Friday, November 15, 2013

Germany Part 2 - the Rhine Valley, Burg Eltz and the River Tour

We got off to an earlier start on Day 2 in the Rhine Valley since we had a lot planned.  We had snagged some delicious German pastries in downtown St. Goar the previous day and noshed on those for breakfast before heading out.  We drove back north (downstream actually) and to the west, across the Mosel River, and finally into a heavily wooded area.  We parked in the lot and decided that the crisp cool air was perfect for taking the walking trail to Burg Eltz.  We walked through some incredibly gorgeous, green hiking trails flanked by beautifully forested valleys.

With the fog hovering over the trees it was almost unreal.  And finally we come to a bend in the trail, turn the corner and all let out a loud gasp at the completely gorgeous sight that met our eyes:
Burg Eltz is one of the only privately owned castles still inexistance in German.  It never fell in a battle and as such it is one of the most well preserved castles in the region.  The family that owns the castle actually still maintains a vacation residence in one wing of the castle.  Could you imagine - vacationing in a castle surrounded by rolling hills and the trickling of the River Eltz flowing below?  It was magical.

We signed up for the English tour and then proceeded to use up our 30 minute wait time in the "Treasury" where the family stores all of their old trinkets museum style - it was the only interior portion of the castle where we were permitted to take pictures.
This is one of the family tree of crests that was on display.  Our tour was not very long, but VERY detailed - the tour guides could tell you the history of every painting and piece of furniture in there.  After tour we ate our lunch at the outdoor cafe overlooking the beautiful valley and it was actually rated amongst all three of us as one of the best meals we ate on the trip.  S got some beer that he deemed quite delicous along with a big soft pretzel (he got these EVERYWHERE that he possibly could) and a garlic-y German style pizza, K got a super delicious venison goulash served over spaetzel, and I got some pea soup with German sausage and a glass of hot mulled wine.  Yum!
We then hopped back in the car and made our way back to St. Goar through the vineyard covered hills that surround both the Rhine and Mosel rivers.  We actually parked along the Rhine in St. Goar in order to board a nearby river boat to take a Rhine River cruise.  We spent about 2 hours on the river heading upstream to Bacharach, taking pictures of castles, and small towns, and vineyards along the way.  The view was lovely.
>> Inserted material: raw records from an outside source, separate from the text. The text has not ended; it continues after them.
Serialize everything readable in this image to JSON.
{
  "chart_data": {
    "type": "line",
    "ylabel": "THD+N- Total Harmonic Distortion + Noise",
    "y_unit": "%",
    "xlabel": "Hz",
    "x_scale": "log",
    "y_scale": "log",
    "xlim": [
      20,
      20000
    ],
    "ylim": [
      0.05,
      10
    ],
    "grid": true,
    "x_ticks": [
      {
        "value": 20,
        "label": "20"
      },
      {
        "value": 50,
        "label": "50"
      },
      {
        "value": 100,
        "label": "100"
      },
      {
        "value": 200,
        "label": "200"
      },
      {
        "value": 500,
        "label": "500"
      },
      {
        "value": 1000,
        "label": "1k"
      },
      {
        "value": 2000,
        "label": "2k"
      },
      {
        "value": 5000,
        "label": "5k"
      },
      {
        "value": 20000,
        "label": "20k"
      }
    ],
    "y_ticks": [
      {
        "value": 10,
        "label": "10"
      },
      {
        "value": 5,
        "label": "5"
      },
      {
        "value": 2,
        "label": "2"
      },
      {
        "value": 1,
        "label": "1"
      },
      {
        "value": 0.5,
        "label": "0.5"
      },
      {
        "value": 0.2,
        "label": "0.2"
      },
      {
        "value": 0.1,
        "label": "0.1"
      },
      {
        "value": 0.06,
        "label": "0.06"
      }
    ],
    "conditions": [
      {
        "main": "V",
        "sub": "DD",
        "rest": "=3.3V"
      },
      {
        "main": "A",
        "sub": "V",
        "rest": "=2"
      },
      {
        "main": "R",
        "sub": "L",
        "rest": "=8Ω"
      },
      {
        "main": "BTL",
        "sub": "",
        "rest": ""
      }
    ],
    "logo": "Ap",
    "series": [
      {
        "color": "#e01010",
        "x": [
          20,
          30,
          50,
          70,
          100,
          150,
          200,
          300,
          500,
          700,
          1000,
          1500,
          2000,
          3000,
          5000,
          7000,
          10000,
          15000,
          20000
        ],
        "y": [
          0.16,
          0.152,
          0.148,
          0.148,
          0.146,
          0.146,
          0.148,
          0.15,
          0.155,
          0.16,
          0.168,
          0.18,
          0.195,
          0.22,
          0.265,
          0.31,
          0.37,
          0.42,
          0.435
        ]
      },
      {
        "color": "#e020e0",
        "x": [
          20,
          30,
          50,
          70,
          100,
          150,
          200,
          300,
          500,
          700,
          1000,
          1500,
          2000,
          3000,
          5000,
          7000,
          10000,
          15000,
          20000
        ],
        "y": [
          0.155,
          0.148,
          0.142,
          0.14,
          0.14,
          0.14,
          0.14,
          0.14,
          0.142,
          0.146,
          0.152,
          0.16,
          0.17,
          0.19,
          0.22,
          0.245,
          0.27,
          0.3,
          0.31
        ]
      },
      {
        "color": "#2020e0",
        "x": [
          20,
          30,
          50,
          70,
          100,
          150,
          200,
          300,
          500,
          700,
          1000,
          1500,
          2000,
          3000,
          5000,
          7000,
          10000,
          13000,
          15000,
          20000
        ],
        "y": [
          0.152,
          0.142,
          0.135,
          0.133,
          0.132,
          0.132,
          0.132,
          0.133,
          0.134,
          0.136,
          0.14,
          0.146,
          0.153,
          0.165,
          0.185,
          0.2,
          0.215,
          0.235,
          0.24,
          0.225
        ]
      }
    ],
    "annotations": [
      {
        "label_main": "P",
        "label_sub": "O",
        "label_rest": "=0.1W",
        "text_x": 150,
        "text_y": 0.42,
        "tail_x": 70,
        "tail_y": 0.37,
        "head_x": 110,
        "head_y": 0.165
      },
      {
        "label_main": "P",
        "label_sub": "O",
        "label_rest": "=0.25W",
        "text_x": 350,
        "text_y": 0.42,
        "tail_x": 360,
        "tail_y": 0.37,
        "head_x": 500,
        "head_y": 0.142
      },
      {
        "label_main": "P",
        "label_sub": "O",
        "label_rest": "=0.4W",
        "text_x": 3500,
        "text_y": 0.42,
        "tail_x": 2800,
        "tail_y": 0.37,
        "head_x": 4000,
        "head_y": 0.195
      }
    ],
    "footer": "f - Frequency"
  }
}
I got a little filter-happy, I know.  I love the way those pictures turned out, though, since the weather was kind of grey and gloomy and didn't do much to enhance the natural pictures I took.  Another feature of this area is the Lorelei rock, basically a huge cliff.  We didn't really get the appeal, but it is plays a huge role in the history of the area as this rock was known to be the most dangerous point along the river and caused many boating accidents over the years.  At one point its danger was mythically linked to mermaids and sirens...
Not too exciting to look at, but the legends make it fun.  Once we arrived in Bacharach we had about 45 minutes to explore.  After making our way under the highway bridge and into the completely adorable town we kind of kicked ourselves for not giving ourselves more time.

We managed to tear ourselves away in time to catch our boat back to St. Goar.  The trip back was with the flow of the current and so it went quite a bit faster.  When we returned, we headed to another of our favorite restaurants from the trip, Philipps Muhle, a small restaurant owned by a local vineyard.  We'd heard that vineyards had establishments where they served dinners and were determined to try one, Wolfgang and Gabi recommended this one and we'd highly do so as well!
We had a crazy good cheese dip for an appetizer (similar to a liptauer dip I made for our Oktoberfest party), cold cut and cheese platters with homemade sausage slices for dinner, and of course the vineyards wine - probably the best wine we had the entire trip.  I bought 2 bottles to take home, though one was consumed over the course of our trip and only 1 actually made it home!